Szykuje się długi wyjazd w sierpniu więc myślę, że po nim wrócę nie dość, że z pięknymi zdjęciami, to i z energią do dalszego działania. (i bez tej po wyjazdowej depresji, bo ile można!)
Przez to wszystko ostatnio przypomniało mi się, jak pewien fotograf, który mnie uczył, powiedział mi, że mam talent i widać jak dużo siebie wkładam w swoje prace. Mówił, że on widzi po zdjęciach, że osoba która jest na fotografii mi ufa i czuje się ze mną dobrze.

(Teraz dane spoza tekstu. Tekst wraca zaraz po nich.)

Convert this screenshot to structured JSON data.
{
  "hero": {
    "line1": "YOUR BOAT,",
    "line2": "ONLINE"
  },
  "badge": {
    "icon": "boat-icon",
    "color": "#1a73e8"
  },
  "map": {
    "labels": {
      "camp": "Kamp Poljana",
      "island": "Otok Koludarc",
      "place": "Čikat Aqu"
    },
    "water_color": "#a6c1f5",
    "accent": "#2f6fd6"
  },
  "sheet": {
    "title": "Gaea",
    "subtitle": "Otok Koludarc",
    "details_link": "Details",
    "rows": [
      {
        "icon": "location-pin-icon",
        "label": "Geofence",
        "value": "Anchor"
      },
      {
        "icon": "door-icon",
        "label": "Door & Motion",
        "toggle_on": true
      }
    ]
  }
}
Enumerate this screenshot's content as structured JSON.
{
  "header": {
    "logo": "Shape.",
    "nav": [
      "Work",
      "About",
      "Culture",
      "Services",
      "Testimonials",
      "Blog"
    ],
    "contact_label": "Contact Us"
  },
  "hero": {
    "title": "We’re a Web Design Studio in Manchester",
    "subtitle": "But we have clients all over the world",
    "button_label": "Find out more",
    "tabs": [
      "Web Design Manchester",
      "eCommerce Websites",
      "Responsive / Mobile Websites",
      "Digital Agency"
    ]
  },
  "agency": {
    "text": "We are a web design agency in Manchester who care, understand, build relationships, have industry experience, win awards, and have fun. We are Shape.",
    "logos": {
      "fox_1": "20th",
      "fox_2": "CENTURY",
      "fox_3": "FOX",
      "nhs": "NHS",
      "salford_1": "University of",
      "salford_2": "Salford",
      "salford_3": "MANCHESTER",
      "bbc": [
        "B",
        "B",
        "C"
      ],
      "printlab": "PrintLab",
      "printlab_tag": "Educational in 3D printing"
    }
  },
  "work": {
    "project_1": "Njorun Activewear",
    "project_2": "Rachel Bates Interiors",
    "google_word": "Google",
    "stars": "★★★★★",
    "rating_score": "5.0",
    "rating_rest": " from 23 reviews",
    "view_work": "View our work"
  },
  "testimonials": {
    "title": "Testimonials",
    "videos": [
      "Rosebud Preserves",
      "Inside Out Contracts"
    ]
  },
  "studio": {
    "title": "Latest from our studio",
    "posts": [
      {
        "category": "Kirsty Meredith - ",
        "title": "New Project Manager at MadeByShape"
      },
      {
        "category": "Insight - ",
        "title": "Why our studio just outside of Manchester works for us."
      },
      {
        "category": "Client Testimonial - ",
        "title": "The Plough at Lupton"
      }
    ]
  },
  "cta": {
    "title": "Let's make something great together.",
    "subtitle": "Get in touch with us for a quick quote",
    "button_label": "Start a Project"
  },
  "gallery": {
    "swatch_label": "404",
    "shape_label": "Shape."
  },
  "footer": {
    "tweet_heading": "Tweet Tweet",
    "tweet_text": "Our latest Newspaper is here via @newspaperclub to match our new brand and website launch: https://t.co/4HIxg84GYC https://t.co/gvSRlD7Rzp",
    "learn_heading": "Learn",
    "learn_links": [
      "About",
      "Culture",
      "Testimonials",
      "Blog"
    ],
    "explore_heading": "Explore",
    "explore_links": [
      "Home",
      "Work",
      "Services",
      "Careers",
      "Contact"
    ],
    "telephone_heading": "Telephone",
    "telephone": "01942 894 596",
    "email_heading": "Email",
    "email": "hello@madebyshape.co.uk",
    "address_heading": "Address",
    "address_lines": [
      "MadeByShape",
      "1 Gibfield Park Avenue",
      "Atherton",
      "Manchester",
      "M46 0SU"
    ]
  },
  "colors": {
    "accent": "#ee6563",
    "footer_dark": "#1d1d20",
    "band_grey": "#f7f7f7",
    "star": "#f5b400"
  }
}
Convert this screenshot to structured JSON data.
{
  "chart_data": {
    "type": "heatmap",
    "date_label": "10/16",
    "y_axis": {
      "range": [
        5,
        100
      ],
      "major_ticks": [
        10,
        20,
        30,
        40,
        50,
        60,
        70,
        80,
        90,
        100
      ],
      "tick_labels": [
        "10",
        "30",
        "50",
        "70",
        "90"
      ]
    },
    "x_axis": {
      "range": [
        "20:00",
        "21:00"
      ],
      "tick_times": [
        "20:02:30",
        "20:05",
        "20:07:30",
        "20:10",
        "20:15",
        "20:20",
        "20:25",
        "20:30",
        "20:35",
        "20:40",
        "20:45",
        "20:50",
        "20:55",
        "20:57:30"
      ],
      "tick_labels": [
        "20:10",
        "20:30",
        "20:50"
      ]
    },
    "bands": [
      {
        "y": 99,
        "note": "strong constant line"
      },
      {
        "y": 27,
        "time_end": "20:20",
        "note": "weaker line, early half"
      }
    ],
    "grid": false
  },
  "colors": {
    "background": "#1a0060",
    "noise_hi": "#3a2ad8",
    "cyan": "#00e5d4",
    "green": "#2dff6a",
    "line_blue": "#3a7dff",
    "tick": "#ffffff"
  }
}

Trzeba się wziąć do roboty!
Także tym bardziej optymistycznym akcentem, kończę moje narzekanie i zapraszam do oglądania zdjęć! :)
~
Sesja z Darią.
~
Marysia i Janusz.
~
MEDIOLAN
~
Sesja z Eweliną.
~
family.
snap: marciulka
~
~
love life.
opener!
tak pięknie było, a tak szybko się skończyło!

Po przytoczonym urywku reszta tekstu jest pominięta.